Los senadores han sido olvidados.

Pero su amenaza debe ser recordada.

El horizonte del siglo XXI se abre con sombríos nubarrones de racismo, xenofobia, limpieza étnica, nacionalismos extremos, terrorismo sin rostro y terrorismo de Estado, hegemonías arrogantes, desprecio del derecho internacional y sus instituciones, fundamentalismos de variada especie…

¿Qué subyace todos estos peligros?

No el eje del mal, sino el mal de la intolerancia y el desprecio hacia lo diferente.

Sé como yo, piensa como yo, y si no, te atendrás a las consecuencias.

La espléndida obra teatral de Arthur Miller, toda ella, es una propuesta humana incluyente, un llamado a prestarle atención y darles la mano, precisamente, a quienes no son como tú y yo, a los hombres y mujeres que, gracias a su diferencia, completan nuestra propia identidad.

Reconocernos en él o ella que no son como tú y yo.

Quizás esta voluntad, expresada en términos de conflicto dramático, sea el sello común de los dramas de Miller.

«Todos mis hijos», «Las brujas de Salem», «La muerte de un viajante», «Panorama desde el puente», «Después de la caída». Arthur Miller nos ha hecho sentir que los dilemas de los hombres y mujeres de Norteamérica son nuestros, compartidos por un mundo al que Miller le dice: «También hay una América herida en su humanidad, como lo estáis todos vosotros, nuestros hermanos».

En «La muerte de un viajante», Willy Loman nos habla trágicamente desde el abismo de una creciente separación entre ser y no ser, tener y no tener, pertenecer o no pertenecer, amar y ser amados.

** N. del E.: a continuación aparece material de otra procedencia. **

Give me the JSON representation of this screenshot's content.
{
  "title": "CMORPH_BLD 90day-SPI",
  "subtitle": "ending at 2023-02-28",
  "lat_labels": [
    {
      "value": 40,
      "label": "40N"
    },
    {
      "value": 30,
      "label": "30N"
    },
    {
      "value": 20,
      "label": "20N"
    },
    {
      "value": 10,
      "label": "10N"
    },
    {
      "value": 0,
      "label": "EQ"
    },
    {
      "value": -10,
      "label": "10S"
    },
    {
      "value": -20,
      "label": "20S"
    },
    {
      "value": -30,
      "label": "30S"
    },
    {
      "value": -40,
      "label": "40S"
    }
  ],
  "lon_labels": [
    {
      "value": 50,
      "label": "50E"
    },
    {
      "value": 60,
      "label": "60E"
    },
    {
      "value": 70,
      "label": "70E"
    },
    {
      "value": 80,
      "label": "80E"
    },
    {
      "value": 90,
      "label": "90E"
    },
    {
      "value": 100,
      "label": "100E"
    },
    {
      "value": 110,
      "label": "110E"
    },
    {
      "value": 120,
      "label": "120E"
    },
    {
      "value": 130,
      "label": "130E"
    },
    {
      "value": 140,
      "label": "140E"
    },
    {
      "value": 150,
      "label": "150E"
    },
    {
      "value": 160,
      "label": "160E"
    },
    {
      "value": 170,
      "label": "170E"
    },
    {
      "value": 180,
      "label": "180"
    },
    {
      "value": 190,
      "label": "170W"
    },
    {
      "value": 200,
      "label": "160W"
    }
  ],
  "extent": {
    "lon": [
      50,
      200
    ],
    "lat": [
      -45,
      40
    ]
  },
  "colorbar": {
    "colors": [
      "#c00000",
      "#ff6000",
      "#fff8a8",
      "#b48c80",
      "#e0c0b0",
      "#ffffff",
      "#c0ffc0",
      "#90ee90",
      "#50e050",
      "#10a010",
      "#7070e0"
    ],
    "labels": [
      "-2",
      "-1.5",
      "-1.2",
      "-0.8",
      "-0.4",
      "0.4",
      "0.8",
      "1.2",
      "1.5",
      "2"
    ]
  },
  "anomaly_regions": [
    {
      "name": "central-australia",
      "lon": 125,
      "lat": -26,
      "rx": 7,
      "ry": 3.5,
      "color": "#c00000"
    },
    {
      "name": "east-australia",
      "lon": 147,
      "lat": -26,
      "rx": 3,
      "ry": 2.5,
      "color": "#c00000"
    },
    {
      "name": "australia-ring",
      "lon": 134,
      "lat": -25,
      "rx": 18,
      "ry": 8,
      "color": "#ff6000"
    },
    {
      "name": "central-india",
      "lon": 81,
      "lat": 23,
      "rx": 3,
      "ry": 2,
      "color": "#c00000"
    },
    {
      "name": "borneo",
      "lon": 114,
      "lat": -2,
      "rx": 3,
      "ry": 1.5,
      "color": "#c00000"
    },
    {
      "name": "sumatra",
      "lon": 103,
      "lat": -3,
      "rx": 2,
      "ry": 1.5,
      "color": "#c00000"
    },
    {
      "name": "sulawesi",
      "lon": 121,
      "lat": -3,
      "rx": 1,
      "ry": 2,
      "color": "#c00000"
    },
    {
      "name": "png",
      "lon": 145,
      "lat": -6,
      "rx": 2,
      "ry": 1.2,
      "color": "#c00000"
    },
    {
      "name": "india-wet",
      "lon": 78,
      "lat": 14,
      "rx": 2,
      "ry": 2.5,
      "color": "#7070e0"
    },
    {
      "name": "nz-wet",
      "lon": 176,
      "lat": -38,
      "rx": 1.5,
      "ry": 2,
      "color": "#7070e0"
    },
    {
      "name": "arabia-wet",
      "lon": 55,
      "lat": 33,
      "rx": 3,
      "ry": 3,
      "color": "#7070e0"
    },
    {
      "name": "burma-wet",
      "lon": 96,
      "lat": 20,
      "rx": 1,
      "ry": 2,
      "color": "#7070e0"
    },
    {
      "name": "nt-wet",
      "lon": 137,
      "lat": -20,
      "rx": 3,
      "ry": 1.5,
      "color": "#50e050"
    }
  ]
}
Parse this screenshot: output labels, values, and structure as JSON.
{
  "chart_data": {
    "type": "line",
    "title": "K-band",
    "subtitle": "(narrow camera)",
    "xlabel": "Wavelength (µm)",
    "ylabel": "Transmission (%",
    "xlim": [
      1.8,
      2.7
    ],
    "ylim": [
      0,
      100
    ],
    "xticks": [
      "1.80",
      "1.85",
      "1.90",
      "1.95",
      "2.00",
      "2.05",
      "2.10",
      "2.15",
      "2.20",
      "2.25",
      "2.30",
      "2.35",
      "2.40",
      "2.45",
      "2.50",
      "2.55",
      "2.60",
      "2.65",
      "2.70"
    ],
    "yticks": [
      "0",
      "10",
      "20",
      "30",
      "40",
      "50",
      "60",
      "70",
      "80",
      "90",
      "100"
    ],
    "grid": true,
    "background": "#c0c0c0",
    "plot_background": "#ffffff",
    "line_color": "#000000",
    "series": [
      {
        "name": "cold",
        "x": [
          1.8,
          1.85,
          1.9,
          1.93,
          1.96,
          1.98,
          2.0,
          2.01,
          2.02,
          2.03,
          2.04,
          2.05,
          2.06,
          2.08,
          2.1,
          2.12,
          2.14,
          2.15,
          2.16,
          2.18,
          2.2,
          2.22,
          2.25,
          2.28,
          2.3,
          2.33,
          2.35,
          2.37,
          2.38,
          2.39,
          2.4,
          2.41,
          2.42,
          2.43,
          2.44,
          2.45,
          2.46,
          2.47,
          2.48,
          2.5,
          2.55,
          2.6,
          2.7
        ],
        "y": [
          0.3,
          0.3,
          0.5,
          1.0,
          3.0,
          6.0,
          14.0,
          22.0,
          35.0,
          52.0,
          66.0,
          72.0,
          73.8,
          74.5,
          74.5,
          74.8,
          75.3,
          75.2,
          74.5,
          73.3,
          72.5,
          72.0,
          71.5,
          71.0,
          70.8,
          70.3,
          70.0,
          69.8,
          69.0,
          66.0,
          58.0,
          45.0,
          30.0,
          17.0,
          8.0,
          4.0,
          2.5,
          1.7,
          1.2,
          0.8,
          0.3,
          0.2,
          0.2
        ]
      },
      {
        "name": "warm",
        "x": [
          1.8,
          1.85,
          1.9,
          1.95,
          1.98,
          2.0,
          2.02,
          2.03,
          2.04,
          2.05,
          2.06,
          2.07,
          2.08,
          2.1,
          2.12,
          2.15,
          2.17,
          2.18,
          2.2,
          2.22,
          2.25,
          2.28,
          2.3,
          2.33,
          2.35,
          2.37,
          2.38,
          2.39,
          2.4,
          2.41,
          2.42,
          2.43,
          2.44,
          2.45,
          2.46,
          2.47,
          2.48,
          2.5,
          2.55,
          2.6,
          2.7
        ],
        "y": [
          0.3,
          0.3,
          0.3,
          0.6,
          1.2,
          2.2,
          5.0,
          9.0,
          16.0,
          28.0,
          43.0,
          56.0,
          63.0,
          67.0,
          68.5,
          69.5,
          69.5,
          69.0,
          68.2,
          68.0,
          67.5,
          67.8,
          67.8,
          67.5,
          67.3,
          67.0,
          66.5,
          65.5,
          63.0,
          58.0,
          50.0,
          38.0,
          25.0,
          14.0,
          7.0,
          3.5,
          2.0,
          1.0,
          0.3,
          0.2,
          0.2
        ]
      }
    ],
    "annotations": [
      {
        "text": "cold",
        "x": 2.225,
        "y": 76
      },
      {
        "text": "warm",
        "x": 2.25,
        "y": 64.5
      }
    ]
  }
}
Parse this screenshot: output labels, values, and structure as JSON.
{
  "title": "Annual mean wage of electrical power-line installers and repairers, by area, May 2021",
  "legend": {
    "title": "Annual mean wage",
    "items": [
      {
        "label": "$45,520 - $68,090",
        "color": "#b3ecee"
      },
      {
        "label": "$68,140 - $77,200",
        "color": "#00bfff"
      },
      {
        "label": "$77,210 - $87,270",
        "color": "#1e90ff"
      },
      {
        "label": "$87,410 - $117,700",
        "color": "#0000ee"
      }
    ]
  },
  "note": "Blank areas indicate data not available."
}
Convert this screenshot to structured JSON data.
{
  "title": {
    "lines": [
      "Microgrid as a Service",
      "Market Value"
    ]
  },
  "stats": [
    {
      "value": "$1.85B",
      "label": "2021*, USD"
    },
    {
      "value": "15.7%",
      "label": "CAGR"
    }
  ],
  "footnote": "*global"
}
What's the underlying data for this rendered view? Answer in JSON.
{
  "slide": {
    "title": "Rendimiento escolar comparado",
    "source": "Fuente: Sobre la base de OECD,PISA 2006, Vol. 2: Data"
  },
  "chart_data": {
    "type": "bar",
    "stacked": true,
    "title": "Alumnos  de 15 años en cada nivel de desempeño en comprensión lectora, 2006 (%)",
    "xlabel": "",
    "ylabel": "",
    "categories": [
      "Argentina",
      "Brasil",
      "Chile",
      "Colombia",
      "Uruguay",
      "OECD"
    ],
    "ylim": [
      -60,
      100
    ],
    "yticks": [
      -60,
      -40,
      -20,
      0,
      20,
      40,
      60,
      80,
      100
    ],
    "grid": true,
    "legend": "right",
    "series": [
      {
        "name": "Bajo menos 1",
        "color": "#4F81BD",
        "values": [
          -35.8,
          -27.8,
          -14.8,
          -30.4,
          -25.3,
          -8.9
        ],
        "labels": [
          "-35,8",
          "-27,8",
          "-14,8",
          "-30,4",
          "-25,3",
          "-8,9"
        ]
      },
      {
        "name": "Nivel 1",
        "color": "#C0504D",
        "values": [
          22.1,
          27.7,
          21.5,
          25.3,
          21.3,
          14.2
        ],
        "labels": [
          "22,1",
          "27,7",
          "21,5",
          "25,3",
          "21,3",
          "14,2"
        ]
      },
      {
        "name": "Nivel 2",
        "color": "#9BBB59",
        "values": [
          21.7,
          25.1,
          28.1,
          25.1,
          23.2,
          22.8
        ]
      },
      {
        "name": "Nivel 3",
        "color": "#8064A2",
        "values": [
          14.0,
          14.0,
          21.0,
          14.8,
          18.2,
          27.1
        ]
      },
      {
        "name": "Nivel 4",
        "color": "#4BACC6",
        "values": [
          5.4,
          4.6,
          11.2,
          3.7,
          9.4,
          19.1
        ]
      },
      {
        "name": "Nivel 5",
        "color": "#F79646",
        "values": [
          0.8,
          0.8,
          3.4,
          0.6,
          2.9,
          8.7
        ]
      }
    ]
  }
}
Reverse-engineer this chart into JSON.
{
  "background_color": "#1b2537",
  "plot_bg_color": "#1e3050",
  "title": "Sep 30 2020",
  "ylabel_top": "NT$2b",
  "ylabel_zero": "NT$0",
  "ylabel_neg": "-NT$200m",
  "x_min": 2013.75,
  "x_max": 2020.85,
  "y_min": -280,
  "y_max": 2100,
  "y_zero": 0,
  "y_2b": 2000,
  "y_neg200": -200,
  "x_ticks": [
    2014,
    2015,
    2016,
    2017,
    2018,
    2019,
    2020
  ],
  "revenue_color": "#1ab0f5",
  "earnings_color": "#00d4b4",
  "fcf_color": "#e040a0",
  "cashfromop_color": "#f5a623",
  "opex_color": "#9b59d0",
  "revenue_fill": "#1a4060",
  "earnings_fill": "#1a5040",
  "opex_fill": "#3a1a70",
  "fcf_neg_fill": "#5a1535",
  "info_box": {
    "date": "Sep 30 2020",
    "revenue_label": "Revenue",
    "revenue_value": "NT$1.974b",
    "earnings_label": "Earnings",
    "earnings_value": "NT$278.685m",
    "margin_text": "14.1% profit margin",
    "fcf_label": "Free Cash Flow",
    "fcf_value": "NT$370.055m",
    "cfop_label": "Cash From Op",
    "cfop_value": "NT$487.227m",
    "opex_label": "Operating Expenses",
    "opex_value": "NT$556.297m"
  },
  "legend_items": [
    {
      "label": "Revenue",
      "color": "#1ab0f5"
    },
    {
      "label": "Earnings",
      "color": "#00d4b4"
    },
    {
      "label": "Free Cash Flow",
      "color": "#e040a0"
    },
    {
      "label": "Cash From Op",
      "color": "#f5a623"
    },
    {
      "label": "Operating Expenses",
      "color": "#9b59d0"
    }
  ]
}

Digo «trágicamente» y aludo así a Miller no sólo como heredero del teatro de situaciones de Ibsen, sino del teatro de catarsis de Sófocles. En verdad, los conflictos humanos y sociales del teatro de Miller se sustentan en una visión trágica renovada que nos dice: No nos engañemos. No vivimos en el mejor de los mundos posibles. Nos incumbe recrear una comunidad humana, una ciudad digna de nuestras mejores posibilidades como criaturas de Dios.

Sabernos falibles para sabernos humanos para sabernos solidarios. El teatro de Arthur Miller posee el poder trágico de convertir la experiencia en destino y el destino en libertad.

William Styron dice que Miller es un Lincoln de las letras.

Yo digo que es un Quijote en el gran escenario del mundo, probándonos, una y otra vez, que los molinos son gigantes y que la imaginación humana, si no puede por sí sola cambiar al mundo, sí puede, siempre puede, fundar un mundo nuevo y, con esperanza, un mundo mejor.

Felicidades, Arturo por este merecidísimo Premio «Príncipe de Asturias», junto con un homenaje profundo y emocionado a tu maravillosa compañera desaparecida del mundo físico, pero no del mundo del amor, Inge Morath.